Commonwealth Fusion Systems chose its first commercial location, in part because of its proximity to Washington, D.C
Commonwealth Fusion Systems announced today that it will build the first commercial-scale power plant outside of Richmond, Virginia, with the goal of connecting it to the grid in the early 2030s.
It has long been ridiculed that nuclear fusion power is still decades away, but the new milestone posits the possibility of commercial operation within the next decade. This confidence has been echoed by many in the field after the National Ignition Facility Showed two years ago Controlled fusion reactions can generate more energy than is needed for ignition.
Commonwealth merger regulations (CFS) triggered More money than its competitorsIt is widely seen as having the best chance of bringing commercial fusion energy to fruition in the next decade.
The commercial power plant, known as ARC, is expected to generate the equivalent of 400 megawatts of electricity. While many new power plants are designed to directly feed large-scale data centers — which is often a faster path to market — CFS is working with Dominion Energy to connect Arc to the grid.
“For our first power plant, it was important for us to get power to the grid,” Christine Cullen, CFS vice president of global policy and public affairs, told TechCrunch.

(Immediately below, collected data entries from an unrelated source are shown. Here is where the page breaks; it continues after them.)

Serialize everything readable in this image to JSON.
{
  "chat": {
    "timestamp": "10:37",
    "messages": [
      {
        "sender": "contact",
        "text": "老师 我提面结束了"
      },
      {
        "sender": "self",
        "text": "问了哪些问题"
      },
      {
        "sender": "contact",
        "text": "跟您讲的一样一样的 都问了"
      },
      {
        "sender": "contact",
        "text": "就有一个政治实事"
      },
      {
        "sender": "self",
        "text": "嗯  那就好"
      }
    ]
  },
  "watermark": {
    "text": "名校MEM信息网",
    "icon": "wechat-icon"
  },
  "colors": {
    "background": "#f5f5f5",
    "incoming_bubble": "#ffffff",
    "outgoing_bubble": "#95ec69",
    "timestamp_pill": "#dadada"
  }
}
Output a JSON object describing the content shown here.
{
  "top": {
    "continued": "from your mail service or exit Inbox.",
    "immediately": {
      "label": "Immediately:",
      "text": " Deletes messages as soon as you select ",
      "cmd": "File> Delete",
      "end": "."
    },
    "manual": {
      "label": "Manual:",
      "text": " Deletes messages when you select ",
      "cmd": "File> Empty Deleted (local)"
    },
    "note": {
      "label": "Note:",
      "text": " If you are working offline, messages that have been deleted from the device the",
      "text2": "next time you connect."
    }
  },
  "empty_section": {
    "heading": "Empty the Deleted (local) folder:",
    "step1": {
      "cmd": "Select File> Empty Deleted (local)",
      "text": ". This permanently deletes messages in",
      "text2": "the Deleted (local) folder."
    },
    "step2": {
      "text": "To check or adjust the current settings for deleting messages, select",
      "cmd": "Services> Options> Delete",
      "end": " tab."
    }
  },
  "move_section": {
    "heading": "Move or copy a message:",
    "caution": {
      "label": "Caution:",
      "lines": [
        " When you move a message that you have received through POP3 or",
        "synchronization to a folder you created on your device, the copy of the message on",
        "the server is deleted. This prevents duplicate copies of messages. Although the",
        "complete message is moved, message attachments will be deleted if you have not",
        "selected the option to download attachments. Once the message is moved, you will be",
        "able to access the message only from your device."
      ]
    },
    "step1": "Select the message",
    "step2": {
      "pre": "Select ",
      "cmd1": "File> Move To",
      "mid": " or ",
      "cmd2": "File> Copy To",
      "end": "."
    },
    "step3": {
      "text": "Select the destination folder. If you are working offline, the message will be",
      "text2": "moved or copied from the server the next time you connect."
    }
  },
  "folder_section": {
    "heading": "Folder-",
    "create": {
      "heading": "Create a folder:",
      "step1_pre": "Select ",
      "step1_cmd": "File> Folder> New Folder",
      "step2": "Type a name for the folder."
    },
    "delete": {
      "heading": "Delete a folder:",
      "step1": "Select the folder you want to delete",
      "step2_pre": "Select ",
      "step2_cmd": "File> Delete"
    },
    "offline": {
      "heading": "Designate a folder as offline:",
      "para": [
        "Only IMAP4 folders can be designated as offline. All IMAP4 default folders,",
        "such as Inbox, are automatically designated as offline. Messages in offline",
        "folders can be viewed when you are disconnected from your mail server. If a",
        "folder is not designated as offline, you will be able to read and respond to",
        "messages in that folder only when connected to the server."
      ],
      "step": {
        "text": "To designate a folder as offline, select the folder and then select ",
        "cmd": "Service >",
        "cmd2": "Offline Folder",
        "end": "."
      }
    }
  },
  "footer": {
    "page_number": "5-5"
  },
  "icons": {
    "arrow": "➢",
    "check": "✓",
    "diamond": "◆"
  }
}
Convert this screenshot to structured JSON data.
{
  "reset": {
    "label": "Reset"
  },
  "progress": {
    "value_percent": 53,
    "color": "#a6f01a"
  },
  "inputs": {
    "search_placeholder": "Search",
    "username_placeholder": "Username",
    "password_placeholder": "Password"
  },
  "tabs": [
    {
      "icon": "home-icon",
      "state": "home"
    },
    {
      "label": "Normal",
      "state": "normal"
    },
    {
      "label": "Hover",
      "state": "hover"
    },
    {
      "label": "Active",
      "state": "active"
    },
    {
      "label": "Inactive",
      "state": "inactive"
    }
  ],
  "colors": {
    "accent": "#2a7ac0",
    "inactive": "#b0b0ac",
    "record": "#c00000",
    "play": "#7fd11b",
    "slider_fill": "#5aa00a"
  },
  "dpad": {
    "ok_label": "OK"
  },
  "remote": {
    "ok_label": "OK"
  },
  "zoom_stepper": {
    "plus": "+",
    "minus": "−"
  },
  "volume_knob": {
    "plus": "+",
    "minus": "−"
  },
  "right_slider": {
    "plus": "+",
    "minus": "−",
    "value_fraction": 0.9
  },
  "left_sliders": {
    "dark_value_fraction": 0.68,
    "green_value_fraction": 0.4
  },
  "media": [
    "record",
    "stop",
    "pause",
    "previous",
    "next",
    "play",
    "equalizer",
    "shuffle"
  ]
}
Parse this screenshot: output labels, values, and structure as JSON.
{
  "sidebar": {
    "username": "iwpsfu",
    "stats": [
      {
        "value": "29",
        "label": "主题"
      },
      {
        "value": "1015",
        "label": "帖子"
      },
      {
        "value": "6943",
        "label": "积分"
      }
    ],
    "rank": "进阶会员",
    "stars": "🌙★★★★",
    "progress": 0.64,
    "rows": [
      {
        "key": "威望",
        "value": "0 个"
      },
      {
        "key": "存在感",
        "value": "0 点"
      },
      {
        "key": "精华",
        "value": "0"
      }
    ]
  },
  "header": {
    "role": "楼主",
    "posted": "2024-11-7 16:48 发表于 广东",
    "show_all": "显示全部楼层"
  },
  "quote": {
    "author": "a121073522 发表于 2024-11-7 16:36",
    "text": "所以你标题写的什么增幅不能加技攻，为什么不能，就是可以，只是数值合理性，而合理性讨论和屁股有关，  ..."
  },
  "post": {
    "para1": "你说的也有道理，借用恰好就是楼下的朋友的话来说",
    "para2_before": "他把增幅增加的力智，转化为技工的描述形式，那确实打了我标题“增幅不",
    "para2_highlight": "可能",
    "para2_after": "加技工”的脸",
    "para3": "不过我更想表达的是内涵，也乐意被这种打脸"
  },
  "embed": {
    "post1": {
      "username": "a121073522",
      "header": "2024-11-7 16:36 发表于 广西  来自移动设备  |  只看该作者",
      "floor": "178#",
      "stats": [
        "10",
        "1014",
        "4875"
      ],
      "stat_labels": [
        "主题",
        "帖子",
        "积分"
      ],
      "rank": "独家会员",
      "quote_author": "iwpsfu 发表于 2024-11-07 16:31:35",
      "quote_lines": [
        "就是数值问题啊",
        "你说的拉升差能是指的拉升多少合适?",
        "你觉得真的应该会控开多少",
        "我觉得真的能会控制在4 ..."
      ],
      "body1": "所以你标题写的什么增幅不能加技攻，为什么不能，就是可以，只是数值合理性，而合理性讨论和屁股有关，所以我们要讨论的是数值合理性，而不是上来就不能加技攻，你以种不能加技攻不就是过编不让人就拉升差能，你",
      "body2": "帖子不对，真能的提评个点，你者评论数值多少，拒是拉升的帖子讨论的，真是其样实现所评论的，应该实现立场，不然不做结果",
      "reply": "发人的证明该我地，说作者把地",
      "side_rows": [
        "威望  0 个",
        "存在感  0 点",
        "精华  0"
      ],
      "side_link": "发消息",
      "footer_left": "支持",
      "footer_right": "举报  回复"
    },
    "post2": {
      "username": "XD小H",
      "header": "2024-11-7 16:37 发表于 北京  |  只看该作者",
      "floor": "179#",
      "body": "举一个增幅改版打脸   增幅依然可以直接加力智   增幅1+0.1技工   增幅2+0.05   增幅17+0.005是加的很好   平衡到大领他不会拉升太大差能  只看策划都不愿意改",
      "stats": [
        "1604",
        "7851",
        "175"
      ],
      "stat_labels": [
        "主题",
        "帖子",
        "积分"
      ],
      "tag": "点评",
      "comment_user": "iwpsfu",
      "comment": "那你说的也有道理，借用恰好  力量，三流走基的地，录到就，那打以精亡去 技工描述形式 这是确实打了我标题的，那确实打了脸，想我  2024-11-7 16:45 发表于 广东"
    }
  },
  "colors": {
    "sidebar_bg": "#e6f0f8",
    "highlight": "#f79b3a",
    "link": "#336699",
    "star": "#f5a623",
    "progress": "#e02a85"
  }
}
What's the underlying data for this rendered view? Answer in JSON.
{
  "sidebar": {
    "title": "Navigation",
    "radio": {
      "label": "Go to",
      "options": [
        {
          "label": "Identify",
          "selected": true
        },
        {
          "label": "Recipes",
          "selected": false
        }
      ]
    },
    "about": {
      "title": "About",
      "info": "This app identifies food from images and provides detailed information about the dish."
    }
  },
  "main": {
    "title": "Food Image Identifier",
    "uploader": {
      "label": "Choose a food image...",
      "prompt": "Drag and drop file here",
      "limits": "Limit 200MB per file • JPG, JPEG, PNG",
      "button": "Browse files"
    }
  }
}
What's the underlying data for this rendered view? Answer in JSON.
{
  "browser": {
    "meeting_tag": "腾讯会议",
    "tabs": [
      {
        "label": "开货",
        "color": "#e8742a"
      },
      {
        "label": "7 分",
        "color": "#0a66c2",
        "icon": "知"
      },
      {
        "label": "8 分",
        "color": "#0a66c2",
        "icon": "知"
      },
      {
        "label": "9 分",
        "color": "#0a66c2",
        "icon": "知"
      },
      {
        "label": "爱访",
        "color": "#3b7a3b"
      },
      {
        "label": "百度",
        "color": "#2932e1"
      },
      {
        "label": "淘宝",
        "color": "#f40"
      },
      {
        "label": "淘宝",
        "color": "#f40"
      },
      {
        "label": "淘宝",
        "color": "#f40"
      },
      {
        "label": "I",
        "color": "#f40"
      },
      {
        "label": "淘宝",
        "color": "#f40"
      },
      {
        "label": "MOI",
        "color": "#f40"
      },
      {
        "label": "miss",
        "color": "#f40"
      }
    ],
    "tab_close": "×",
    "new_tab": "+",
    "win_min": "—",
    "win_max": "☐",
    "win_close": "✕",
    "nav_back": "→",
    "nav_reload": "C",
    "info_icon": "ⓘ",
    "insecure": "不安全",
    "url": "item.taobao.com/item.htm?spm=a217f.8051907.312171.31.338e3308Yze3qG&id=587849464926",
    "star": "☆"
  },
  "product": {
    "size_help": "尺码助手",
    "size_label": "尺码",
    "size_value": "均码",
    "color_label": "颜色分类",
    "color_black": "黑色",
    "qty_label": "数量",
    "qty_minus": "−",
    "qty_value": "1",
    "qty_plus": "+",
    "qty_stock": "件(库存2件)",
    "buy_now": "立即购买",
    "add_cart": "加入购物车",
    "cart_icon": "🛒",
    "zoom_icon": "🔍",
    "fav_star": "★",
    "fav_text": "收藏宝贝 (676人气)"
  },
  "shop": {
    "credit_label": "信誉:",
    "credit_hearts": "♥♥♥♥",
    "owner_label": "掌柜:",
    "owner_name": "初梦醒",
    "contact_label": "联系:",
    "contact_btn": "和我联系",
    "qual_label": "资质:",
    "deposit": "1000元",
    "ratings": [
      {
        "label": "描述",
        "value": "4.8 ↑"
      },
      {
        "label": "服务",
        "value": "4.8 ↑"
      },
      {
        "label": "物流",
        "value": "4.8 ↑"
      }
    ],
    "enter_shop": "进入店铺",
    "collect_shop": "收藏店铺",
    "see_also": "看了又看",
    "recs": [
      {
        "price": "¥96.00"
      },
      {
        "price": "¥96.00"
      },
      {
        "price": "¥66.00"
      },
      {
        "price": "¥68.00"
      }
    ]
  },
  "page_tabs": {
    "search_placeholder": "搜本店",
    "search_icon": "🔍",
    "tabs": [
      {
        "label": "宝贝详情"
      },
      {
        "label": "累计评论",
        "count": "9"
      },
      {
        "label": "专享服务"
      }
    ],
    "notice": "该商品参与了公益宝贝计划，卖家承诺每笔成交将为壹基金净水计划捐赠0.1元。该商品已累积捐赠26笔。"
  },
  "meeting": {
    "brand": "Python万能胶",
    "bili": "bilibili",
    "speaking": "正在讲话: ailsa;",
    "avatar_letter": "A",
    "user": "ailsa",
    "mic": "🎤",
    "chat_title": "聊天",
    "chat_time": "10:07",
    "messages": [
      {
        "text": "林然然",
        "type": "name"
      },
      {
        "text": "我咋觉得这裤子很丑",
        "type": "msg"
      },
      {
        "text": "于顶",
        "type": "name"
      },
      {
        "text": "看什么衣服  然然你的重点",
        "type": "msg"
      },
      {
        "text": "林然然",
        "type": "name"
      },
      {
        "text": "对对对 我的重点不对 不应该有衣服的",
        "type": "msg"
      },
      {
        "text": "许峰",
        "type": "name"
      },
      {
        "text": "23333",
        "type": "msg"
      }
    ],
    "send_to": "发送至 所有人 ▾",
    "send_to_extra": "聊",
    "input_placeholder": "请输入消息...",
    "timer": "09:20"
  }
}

The company settled on the Virginia location after considering several other possibilities. “A lot of sites could have worked for this,” Cullen said. “We looked at locations globally, really focusing on the United States after the unanimous Security Council resolution [Nuclear Regulatory Commission] To structure the merger in a way that we felt was appropriate for the industry.
Once the field was narrowed down, Cullen said the team looked for locations with strong transportation networks to support the construction project. They also wanted to be near an existing power station, for easy connection to the grid and access to an industry-knowledgeable labor pool.
But part of what helped push Virginia ahead of the rest was its proximity to Washington, D.C. “It’s the world’s first fusion power plant,” Cullen said. “We want to have a lot of people here. We want to do tours through. We will want to show the energy ministers and different heads of state what nuclear fusion is.”
CFS leases the land to Arc from Dominion, although apart from that, no money changes hands between the two partners. CFS expects Dominion will be able to help the startup secure permits and connect the power plant to the grid, and in return, the facility will be one of the first, if not the first, utility to gain experience working with a fusion power plant.
“They’re very interested in dipping their toes in the water here and understanding what it means to bring fusion energy to the grid,” Rick Needham, chief commercial officer at CFS, told TechCrunch.
CFS follows a type of fusion known as magnetic confinement, in which powerful magnets compress and confine extremely hot plasma. There are many shapes that plasma can take, but CFS traps it in what is known as a tokamak, a kind of donut shape that is one of the best-studied methods of magnetic confinement. Inside a tokamak, when the plasma is compressed, supercharged particles will likely collide with each other so hard that atomic nuclei fuse, unleashing massive amounts of energy.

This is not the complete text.